For the most part, the combination of a legal landscape characterized by stalwart support for free speech, limited precedents for regulating hate speech, and a virtual infrastructure characterized by decentralization, anonymity, and unaccountability has been conducive to the forging of an alt-right “wild west” that has grown dramatically over the past two decades. This extends to the microblogging platform Twitter, which, with its lax moderation, “unwittingly gave white supremacists an ideal venue for their hatred.”
Since the deadly protests at Charlottesville, Virginia, in August 2017, the alt-right’s Internet presence has been tested. For instance, the Twitter, Facebook, and YouTube accounts of Jared Taylor, Richard Spencer, Vox Day, Millennial Woes, the Mormon nationalist Wife with a Purpose, and others have been temporarily or permanently suspended.
Most notably, Infowars was deplatformed, with blanket removals from YouTube, Facebook, Twitter, and Spotify.

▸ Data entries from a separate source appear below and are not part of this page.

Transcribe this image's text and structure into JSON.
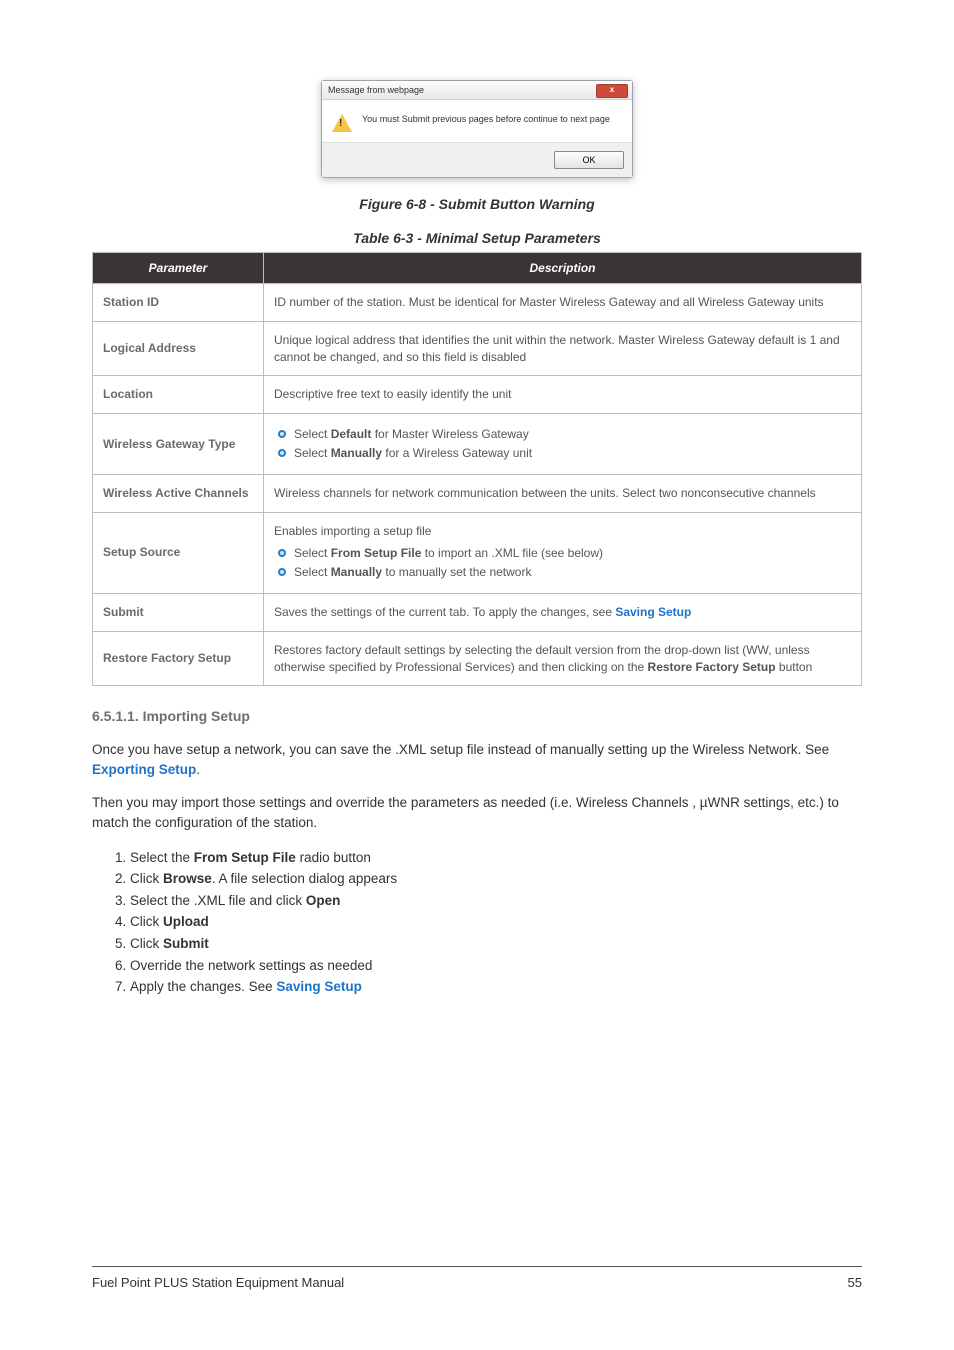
{
  "dialog": {
    "title": "Message from webpage",
    "close_glyph": "x",
    "message": "You must Submit previous pages before continue to next page",
    "ok_label": "OK"
  },
  "figure_caption": "Figure 6-8 - Submit Button Warning",
  "table_caption": "Table 6-3 - Minimal Setup Parameters",
  "table": {
    "headers": {
      "param": "Parameter",
      "desc": "Description"
    },
    "rows": {
      "station_id": {
        "param": "Station ID",
        "desc": "ID number of the station. Must be identical for Master Wireless Gateway and all Wireless Gateway units"
      },
      "logical_address": {
        "param": "Logical Address",
        "desc": "Unique logical address that identifies the unit within the network. Master Wireless Gateway default is 1 and cannot be changed, and so this field is disabled"
      },
      "location": {
        "param": "Location",
        "desc": "Descriptive free text to easily identify the unit"
      },
      "wgw_type": {
        "param": "Wireless Gateway Type",
        "b1_pre": "Select ",
        "b1_bold": "Default",
        "b1_post": " for Master Wireless Gateway",
        "b2_pre": "Select ",
        "b2_bold": "Manually",
        "b2_post": " for a Wireless Gateway unit"
      },
      "wac": {
        "param": "Wireless Active Channels",
        "desc": "Wireless channels for network communication between the units. Select two nonconsecutive channels"
      },
      "setup_source": {
        "param": "Setup Source",
        "lead": "Enables importing a setup file",
        "b1_pre": "Select ",
        "b1_bold": "From Setup File",
        "b1_post": " to import an .XML file (see below)",
        "b2_pre": "Select ",
        "b2_bold": "Manually",
        "b2_post": " to manually set the network"
      },
      "submit": {
        "param": "Submit",
        "pre": "Saves the settings of the current tab. To apply the changes, see ",
        "link": "Saving Setup"
      },
      "rfs": {
        "param": "Restore Factory Setup",
        "pre": "Restores factory default settings by selecting the default version from the drop-down list (WW, unless otherwise specified by Professional Services) and then clicking on the ",
        "bold": "Restore Factory Setup",
        "post": " button"
      }
    }
  },
  "section_heading": "6.5.1.1. Importing Setup",
  "para1": {
    "pre": "Once you have setup a network, you can save the .XML setup file instead of manually setting up the Wireless Network. See ",
    "link": "Exporting Setup",
    "post": "."
  },
  "para2": "Then you may import those settings and override the parameters as needed (i.e. Wireless Channels , µWNR settings, etc.) to match the configuration of the station.",
  "steps": {
    "s1_pre": "Select the ",
    "s1_bold": "From Setup File",
    "s1_post": " radio button",
    "s2_pre": "Click ",
    "s2_bold": "Browse",
    "s2_post": ". A file selection dialog appears",
    "s3_pre": "Select the .XML file and click ",
    "s3_bold": "Open",
    "s4_pre": "Click ",
    "s4_bold": "Upload",
    "s5_pre": "Click ",
    "s5_bold": "Submit",
    "s6": "Override the network settings as needed",
    "s7_pre": "Apply the changes. See ",
    "s7_link": "Saving Setup"
  },
  "footer": {
    "left": "Fuel Point PLUS Station Equipment Manual",
    "right": "55"
  }
}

Yet this wave of deplatforming has been inconsistent and, for the purposes of shutting down the alt-right, too little, too late. The interventions have been done haphazardly and with scant transparency, so that it is not clear why one person is blocked and another person is not. Moreover, the feedback circuitry so instrumental to alt-right amplification is firmly in place, as tweets and retweets flash among alt-righters, alt-lighters, and rightwing pundits and politicians.
As long as they can maintain online footholds, the alt-right will continue to propound its metapolitical messages, hoping to transform American society from outside in.